In the considerable time since my last update, much has changed around our biomakerspace project. All for the better, thankfully, though things remain a bit precarious (as ever).
Firstly, as hinted in the title, the Cork biomakerspace project has a name: “Forma”! This name was inspired by that of La Paillasse (“The Bench”) transliterated to Irish. Given the choice between idiomatic but Anglicised “Bínse” or the probably Latin-derived “Forma” we chose the latter because the spelling is more obvious to non-Irish speakers and it sounds exactly as it is spelled in most English dialects.
From this, we have our domain name, formalabs.org, although don’t expect anything if you click there just yet; we’re having teething issues with our web setup. We do, however, have mailing lists (join in!) and email addresses for members which work fine.
More importantly, we have secured a location for Forma Biolabs, a fantastic city-centre location provided at low cost by Cork City Council by way of support to the project. The building is called “Grattan House”, and it is situated on two thoroughfare roads across a junction from the city court-house. It’s bigger than we could have hoped for, by far! Here, for a sense of location and scale, is a video provided for us courtesy of Paul Lee @ viewsion.ie:
The interior of the building is spacious, although the floorplan above is a tad incorrect on account of my giving Paul an outdated floorplan. In sum, there’s room for not one but two labs, ample space to host design or art projects, a kitchen and recreation area, a fireproof safe room, an internal yard with a sheltered seating area, and a few rooms we’re still dreaming up uses for. Here are a few more pics:
Clearly, there’s a bias for the yard area in this photoset, and a canny reader will note that attributions to my own camerawork are absent; my phone camera is heavily scratched and in need of repair, and so I have not had a chance to construct a proper photo-tour.
The building needs love, but it’s sound. Now we’ve got the task of making a lab out of it, which is less trouble than it sounds thanks to a number of generous pledges of equipment and furnishings from Tyndall, CIT and UCC, plus the entirety of my own lab and some borrowed equipment from members and friends of the biomakerspace. Starting out, we’ll have far in excess of the equipment I used to do my work for a few years of garage-synbio, and we’ll be getting better as time progresses.

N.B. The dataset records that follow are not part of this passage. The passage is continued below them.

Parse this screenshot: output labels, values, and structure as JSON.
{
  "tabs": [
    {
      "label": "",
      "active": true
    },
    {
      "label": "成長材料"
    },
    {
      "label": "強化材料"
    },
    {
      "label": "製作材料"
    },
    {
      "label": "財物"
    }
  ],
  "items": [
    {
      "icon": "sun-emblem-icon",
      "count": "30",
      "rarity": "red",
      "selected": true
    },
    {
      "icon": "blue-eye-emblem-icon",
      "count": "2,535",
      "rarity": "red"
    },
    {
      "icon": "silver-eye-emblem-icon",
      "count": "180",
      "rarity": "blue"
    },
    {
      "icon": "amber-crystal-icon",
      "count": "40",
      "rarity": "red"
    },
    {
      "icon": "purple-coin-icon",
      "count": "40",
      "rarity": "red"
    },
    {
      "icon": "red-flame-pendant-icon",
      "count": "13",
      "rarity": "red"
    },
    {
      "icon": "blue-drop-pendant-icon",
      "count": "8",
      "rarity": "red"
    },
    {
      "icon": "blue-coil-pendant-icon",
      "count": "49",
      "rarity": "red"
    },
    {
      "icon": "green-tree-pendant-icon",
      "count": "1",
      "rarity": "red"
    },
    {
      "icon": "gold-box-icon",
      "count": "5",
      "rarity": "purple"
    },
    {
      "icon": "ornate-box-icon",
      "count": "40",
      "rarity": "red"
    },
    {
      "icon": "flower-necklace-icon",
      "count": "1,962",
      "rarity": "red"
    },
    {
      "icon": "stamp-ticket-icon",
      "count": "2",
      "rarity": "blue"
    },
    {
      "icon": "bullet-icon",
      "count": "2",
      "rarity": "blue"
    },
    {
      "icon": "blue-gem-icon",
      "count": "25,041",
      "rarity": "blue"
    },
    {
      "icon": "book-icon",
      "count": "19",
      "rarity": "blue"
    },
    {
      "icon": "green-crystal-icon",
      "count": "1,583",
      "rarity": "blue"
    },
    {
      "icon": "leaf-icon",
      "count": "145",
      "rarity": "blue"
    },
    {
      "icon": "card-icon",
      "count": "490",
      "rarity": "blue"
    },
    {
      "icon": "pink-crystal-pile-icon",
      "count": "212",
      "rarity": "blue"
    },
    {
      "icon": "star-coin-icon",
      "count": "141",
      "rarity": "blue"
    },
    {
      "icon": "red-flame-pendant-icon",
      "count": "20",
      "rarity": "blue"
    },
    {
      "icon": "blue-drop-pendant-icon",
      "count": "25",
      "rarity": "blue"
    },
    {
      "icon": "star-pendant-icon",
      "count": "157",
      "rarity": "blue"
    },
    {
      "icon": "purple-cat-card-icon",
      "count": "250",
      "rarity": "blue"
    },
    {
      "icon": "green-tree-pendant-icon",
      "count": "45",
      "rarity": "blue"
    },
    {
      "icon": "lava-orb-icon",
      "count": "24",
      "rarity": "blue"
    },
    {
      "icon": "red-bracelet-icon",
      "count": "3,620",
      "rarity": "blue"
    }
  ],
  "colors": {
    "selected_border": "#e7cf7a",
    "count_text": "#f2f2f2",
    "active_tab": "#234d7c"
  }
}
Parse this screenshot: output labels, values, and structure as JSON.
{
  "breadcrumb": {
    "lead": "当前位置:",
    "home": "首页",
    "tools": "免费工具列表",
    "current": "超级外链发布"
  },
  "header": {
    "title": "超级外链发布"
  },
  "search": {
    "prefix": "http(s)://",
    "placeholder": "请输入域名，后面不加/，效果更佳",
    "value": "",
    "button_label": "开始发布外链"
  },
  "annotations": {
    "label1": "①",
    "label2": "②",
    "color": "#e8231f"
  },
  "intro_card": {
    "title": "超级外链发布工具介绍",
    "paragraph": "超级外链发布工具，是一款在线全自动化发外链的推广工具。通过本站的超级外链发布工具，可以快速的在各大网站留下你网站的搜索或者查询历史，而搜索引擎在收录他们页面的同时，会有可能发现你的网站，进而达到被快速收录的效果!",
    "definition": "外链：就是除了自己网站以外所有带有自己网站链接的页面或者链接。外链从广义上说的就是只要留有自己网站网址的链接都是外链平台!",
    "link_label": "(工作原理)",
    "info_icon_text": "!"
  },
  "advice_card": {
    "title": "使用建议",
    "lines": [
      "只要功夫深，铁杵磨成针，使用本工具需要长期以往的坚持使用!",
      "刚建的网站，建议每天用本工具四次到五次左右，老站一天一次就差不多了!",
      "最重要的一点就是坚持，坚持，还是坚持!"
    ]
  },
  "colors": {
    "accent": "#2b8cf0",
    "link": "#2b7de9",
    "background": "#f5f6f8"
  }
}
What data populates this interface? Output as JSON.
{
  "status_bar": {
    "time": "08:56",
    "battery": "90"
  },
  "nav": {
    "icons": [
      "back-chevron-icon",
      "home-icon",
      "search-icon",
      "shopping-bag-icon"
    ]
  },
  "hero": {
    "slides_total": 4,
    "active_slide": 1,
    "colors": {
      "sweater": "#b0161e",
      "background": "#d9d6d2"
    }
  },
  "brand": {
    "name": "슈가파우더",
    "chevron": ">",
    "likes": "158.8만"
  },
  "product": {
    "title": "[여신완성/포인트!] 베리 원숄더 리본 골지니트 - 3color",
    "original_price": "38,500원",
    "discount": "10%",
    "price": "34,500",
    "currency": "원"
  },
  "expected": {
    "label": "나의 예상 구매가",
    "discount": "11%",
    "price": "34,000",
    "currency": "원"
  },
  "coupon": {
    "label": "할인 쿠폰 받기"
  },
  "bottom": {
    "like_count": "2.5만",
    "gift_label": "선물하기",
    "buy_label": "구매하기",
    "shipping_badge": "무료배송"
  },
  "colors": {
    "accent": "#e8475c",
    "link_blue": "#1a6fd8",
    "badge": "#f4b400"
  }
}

Indeed, with all this positivity and photo-documentation it’d be easy for me to omit the challenging points, chiefly that of funding. Right now, we are down on a grant application with one of Cork’s most prestigious institutions (who I’m not sure sanction the early disclosure of our partnership, so I’ll stop there) for an exciting project, and if successful that will net us some initial funding. However, it won’t be nearly enough for the biomakerspace’s needs even in year one.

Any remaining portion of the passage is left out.